Hair for Hope
- Industry: Charity Fundraising Event
- Founded: Singapore, 2003
- Founder: Children's Cancer Foundation
- Headquarters: Singapore
- Website: www.hairforhope.org.sg

= Hair for Hope =

Charity event in Singapore

Hair for Hope is a charity event in which participants have their heads shaven in order to raise funds for the Children's Cancer Foundation whose mission is to "improving the quality of life of children with cancer and their families through enhancing their emotional, social, and medical well-being."

==Description==
Hair for Hope is an annual fundraising initiative, organized by the Children's Cancer Foundation, in order to raise funds and awareness of childhood cancer in Singapore. Participants who volunteer to join their cause will shave their heads bald. It is the only head-shaving event in Singapore and through this gesture, Hair for Hope aims to accomplish the following goals as mentioned below:

1. Create awareness of childhood cancer in Singapore
2. Show children with cancer and their families that they are not alone in their fight against cancer
3. Tell children with cancer that it is OK to be bald
4. Raise funds and help children with cancer and with their families
5. Build a community of support for children with cancer and their families

Hair for Hope believes every shaven head symbolizes the understanding of the difficulties faced by a child with cancer. The act of shaving helps to increase awareness of childhood cancer and also presents itself as a chance to amass monetary support from the public.

==Origin==
In 2003, nine Children's Cancer Foundation volunteers decided to shave their heads to help garner support for children with cancer during Tulip Hearts Day, an annual Children's Cancer Foundation fundraising event, with the help of Lush Hair Creation's hair stylists. $2000 in donation was raised towards Children's Cancer Foundation. The idea for Hair for Hope was born. On 27 August 2004, Hair for Hope was officially launched involving 73 volunteers raising up to $48,000 for Children's Cancer Foundation beneficiaries.

==Works==
Being an initiative of the Children's Cancer Foundation, Hair for Hope began in 2004. Hair for Hope has both raised money for the Children's Cancer Foundation's beneficiaries and increased awareness for the foundation as well as Children's Cancer.

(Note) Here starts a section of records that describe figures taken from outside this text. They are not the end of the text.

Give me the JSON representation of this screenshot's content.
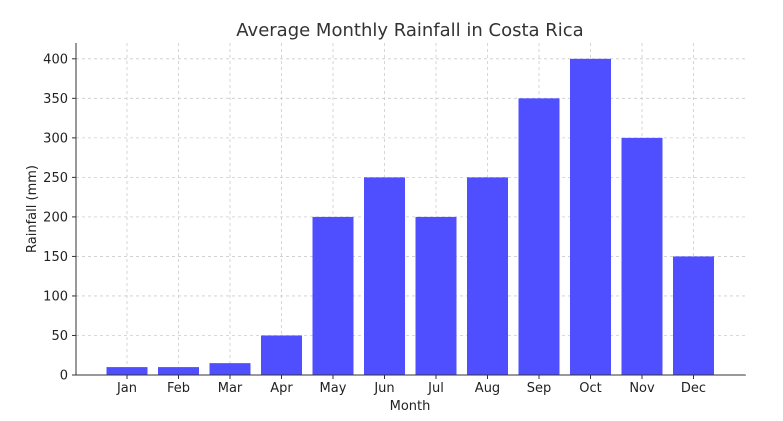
{
  "chart_data": {
    "type": "bar",
    "title": "Average Monthly Rainfall in Costa Rica",
    "xlabel": "Month",
    "ylabel": "Rainfall (mm)",
    "categories": [
      "Jan",
      "Feb",
      "Mar",
      "Apr",
      "May",
      "Jun",
      "Jul",
      "Aug",
      "Sep",
      "Oct",
      "Nov",
      "Dec"
    ],
    "values": [
      10,
      10,
      15,
      50,
      200,
      250,
      200,
      250,
      350,
      400,
      300,
      150
    ],
    "ylim": [
      0,
      420
    ],
    "yticks": [
      "0",
      "50",
      "100",
      "150",
      "200",
      "250",
      "300",
      "350",
      "400"
    ],
    "bar_color": "#4f4fff",
    "grid": true
  }
}
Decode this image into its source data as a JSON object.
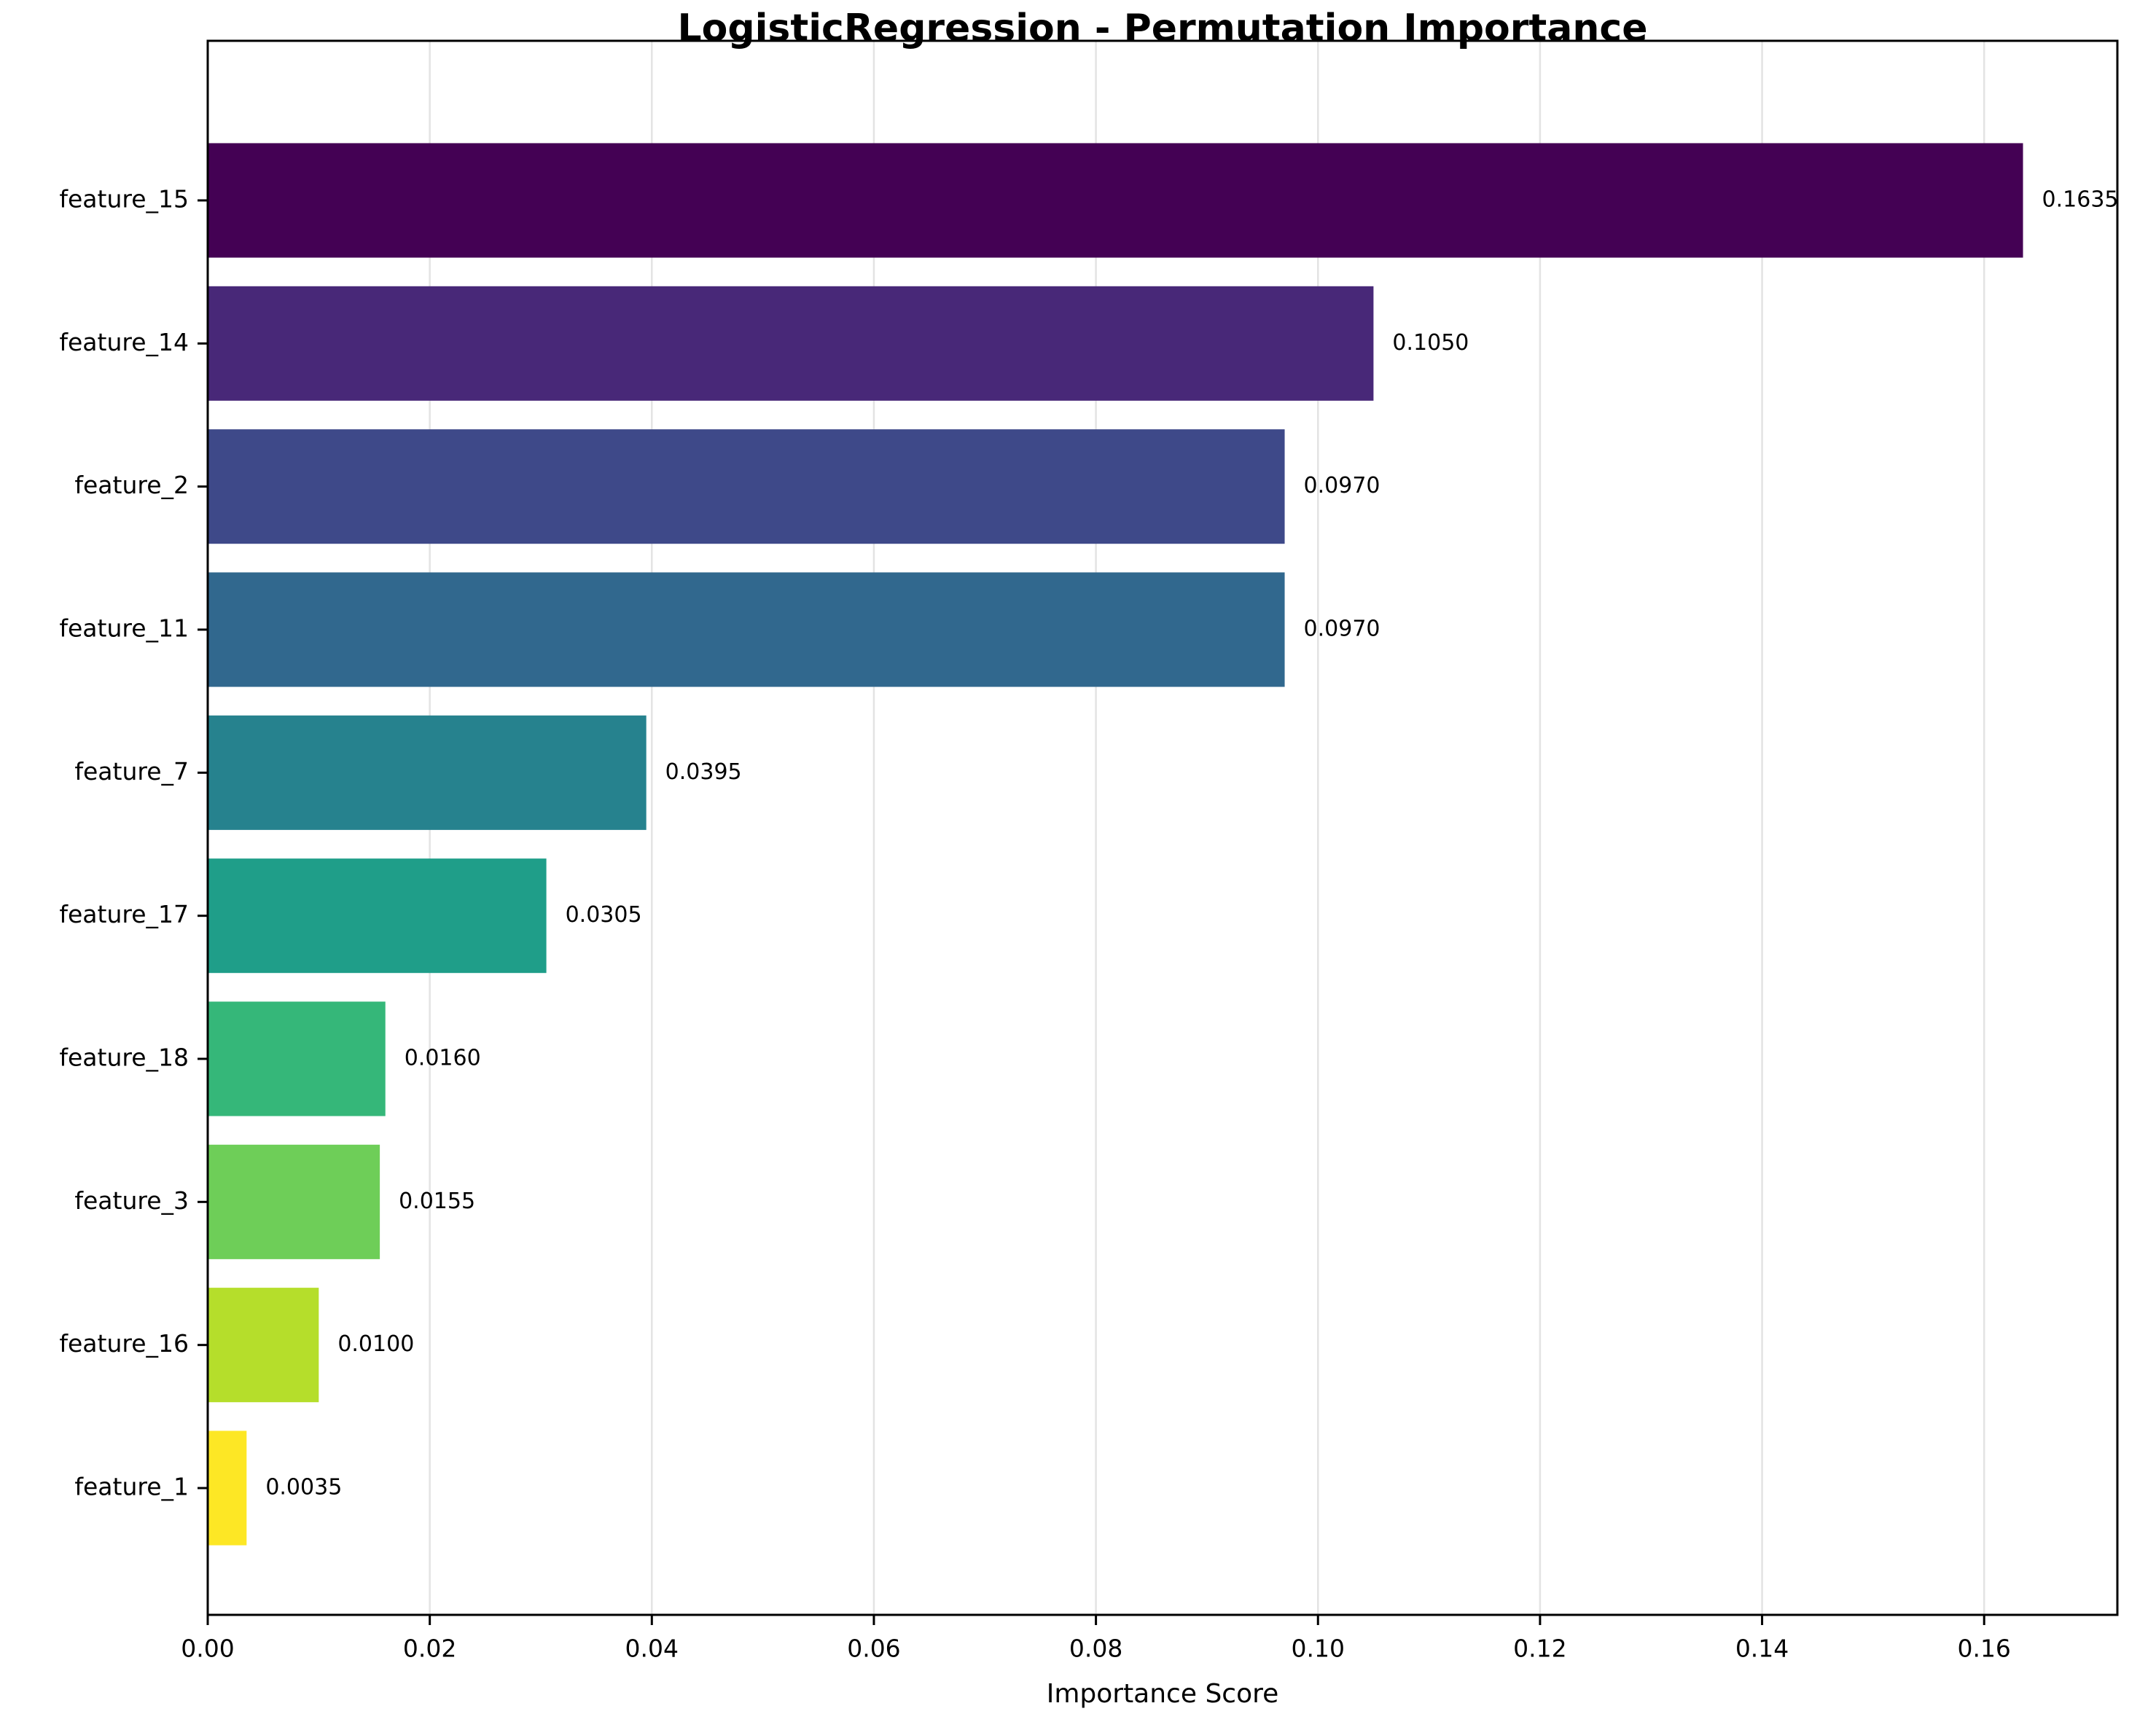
{
  "chart_data": {
    "type": "bar",
    "orientation": "horizontal",
    "title": "LogisticRegression - Permutation Importance",
    "xlabel": "Importance Score",
    "ylabel": "",
    "categories": [
      "feature_15",
      "feature_14",
      "feature_2",
      "feature_11",
      "feature_7",
      "feature_17",
      "feature_18",
      "feature_3",
      "feature_16",
      "feature_1"
    ],
    "values": [
      0.1635,
      0.105,
      0.097,
      0.097,
      0.0395,
      0.0305,
      0.016,
      0.0155,
      0.01,
      0.0035
    ],
    "value_labels": [
      "0.1635",
      "0.1050",
      "0.0970",
      "0.0970",
      "0.0395",
      "0.0305",
      "0.0160",
      "0.0155",
      "0.0100",
      "0.0035"
    ],
    "colors": [
      "#440154",
      "#482878",
      "#3e4989",
      "#31688e",
      "#26828e",
      "#1f9e89",
      "#35b779",
      "#6ece58",
      "#b5de2b",
      "#fde725"
    ],
    "xlim": [
      0,
      0.172
    ],
    "xticks": [
      0.0,
      0.02,
      0.04,
      0.06,
      0.08,
      0.1,
      0.12,
      0.14,
      0.16
    ],
    "xtick_labels": [
      "0.00",
      "0.02",
      "0.04",
      "0.06",
      "0.08",
      "0.10",
      "0.12",
      "0.14",
      "0.16"
    ],
    "grid": "x",
    "legend": "none"
  }
}
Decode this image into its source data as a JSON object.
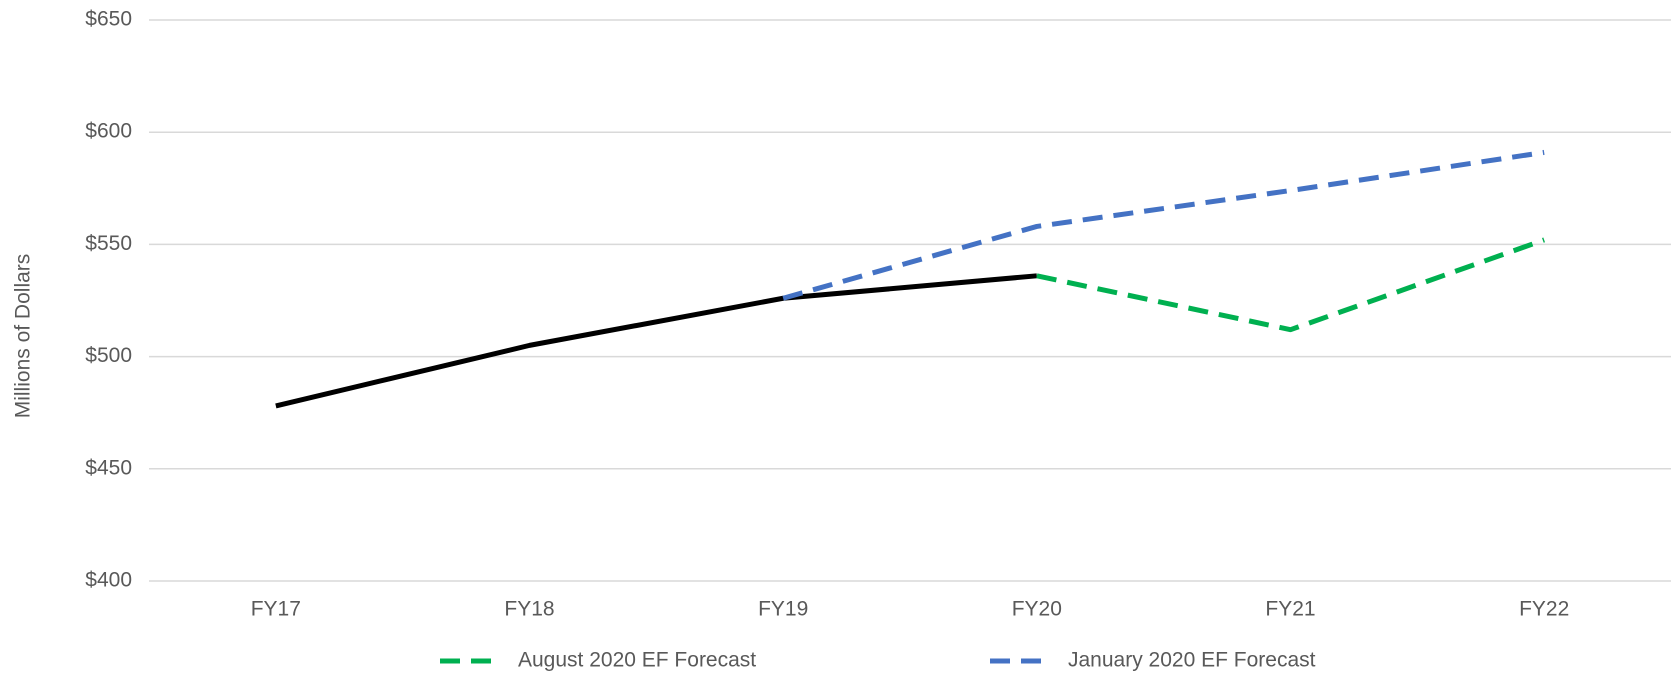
{
  "chart_data": {
    "type": "line",
    "y_label": "Millions of Dollars",
    "categories": [
      "FY17",
      "FY18",
      "FY19",
      "FY20",
      "FY21",
      "FY22"
    ],
    "series": [
      {
        "color": "#000000",
        "values": [
          478,
          505,
          526,
          536,
          null,
          null
        ]
      },
      {
        "name": "August 2020 EF Forecast",
        "color": "#00b050",
        "dashed": true,
        "values": [
          null,
          null,
          null,
          536,
          512,
          552
        ]
      },
      {
        "name": "January 2020 EF Forecast",
        "color": "#4472c4",
        "dashed": true,
        "values": [
          null,
          null,
          526,
          558,
          574,
          591
        ]
      }
    ],
    "ylim": [
      400,
      650
    ],
    "yticks": [
      {
        "value": 400,
        "label": "$400"
      },
      {
        "value": 450,
        "label": "$450"
      },
      {
        "value": 500,
        "label": "$500"
      },
      {
        "value": 550,
        "label": "$550"
      },
      {
        "value": 600,
        "label": "$600"
      },
      {
        "value": 650,
        "label": "$650"
      }
    ],
    "grid": true,
    "legend": "bottom"
  }
}
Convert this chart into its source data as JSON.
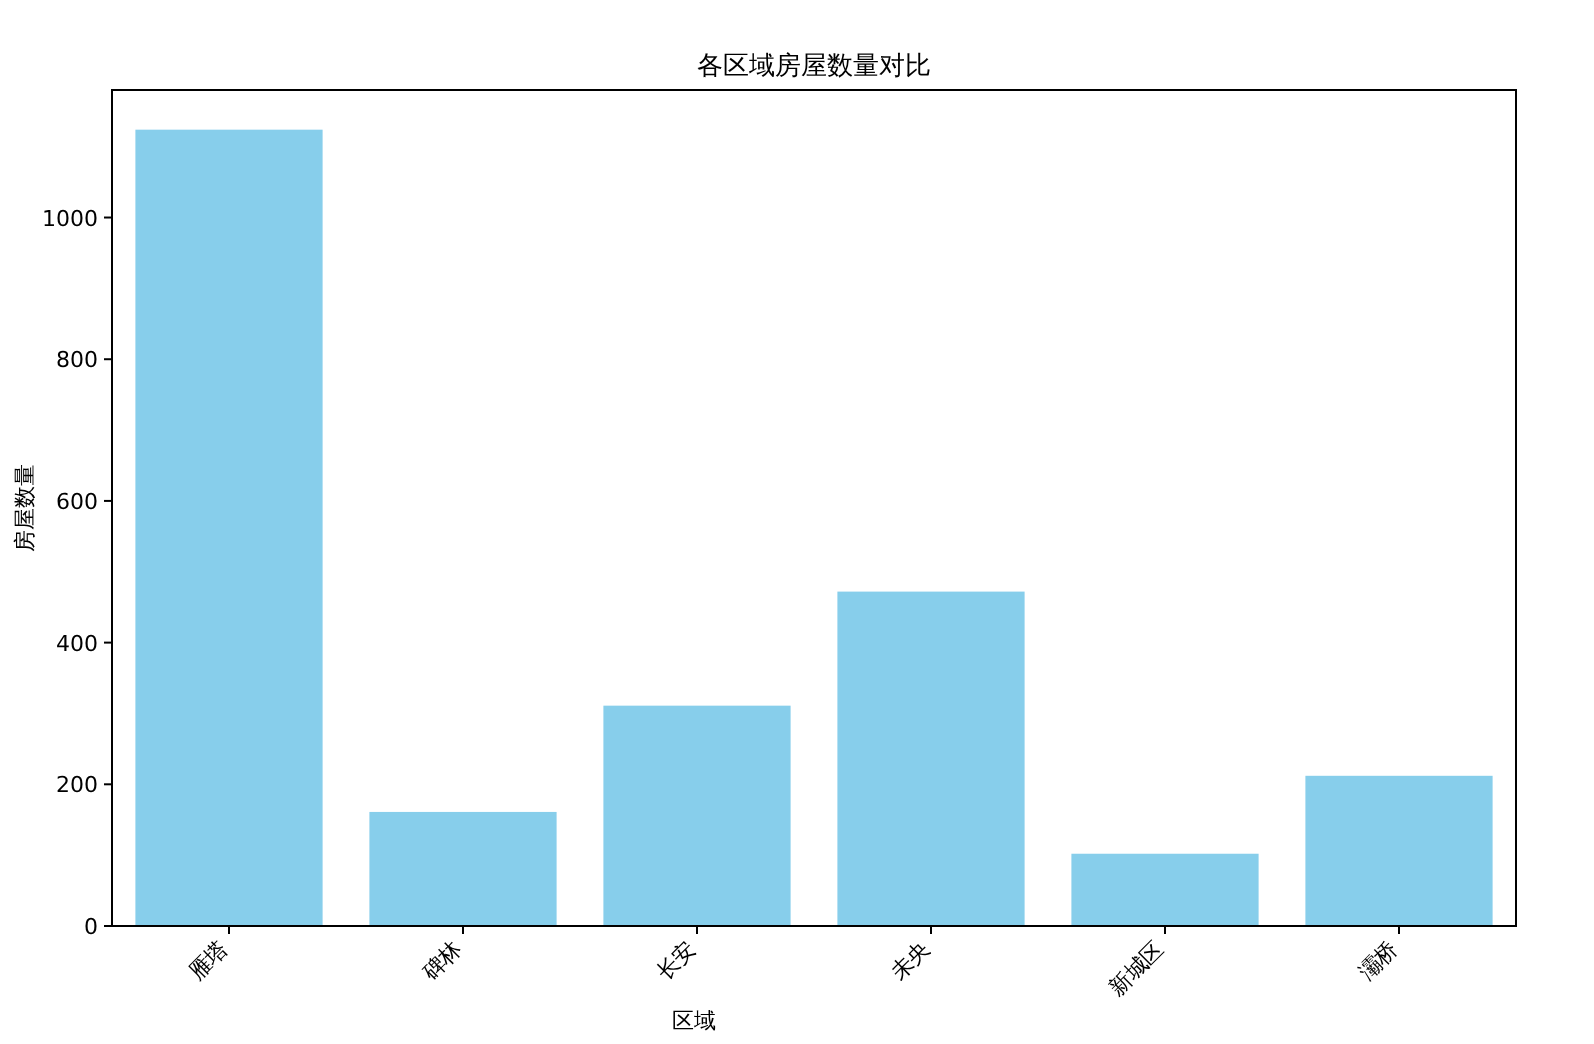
{
  "chart_data": {
    "type": "bar",
    "title": "各区域房屋数量对比",
    "xlabel": "区域",
    "ylabel": "房屋数量",
    "categories": [
      "雁塔",
      "碑林",
      "长安",
      "未央",
      "新城区",
      "灞桥"
    ],
    "values": [
      1124,
      161,
      311,
      472,
      102,
      212
    ],
    "color": "#87ceeb",
    "ylim": [
      0,
      1180
    ],
    "yticks": [
      0,
      200,
      400,
      600,
      800,
      1000
    ],
    "grid": false
  }
}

Participants garner pledges for the cause with many individuals and groups signing up to give their support for the cause. They then have their heads shaven at the annual event typically held at the end of July. Hair for Hope also partners with many organisations who support the event through providing participants as well as other means. Hair from volunteers are also used to make wigs to raise funds too.

Having grown beyond a single event, there are now many satellite events held under the Hair for Hope banner. These events are organised by both public and private organisations and are non-concurrent to the main event. Venues are usually provided free by the organisers and hair salons, such as Jean Yip Group and Next Hair Salon, provided their services for free also.

Hair for Hope established the Hair for Hope Facebook page and Twitter account in April 2011 and Instagram account, more recently, in November 2014.
==Reception==
Since its inception in 2003 with only nine volunteers to shaving their heads and raising S$2,000 for the event, it has grown to 6656 shavees and achieved more than S$3.29 million in 2014. It has branched out and reached 53 satellite events organized by 33 corporate offices, 13 schools, and seven grassroot organizations. In 2011, the event saw 547 females shave their heads, out of the 4238 shavees.

== Other countries ==
In 2013, Premi Mathew, a breast cancer survivor, launched Hair for Hope India to donate hair for cancer patients in India. In June 2021, during the COVID-19 pandemic, the organisation launched the first global Cut-a-thon, which was held live via Zoom. About 120 people participated in the event.

==Incident==
In 2013, three out of five St Margaret's Secondary School female students, who took part in the Hair for Hope, attended school without wearing wigs as promised to their school administration. They were then instructed by their principal to wear a wig to school. They were then accompanied by a parent volunteer to buy a wig. This drew criticism from netizens on the principal's actions as this goes against the spirit of Hair for Hope. After discussions with the school administration and the girls, the Education Minister at the time, Heng Swee Keat announced that the students will not have to wear a wig.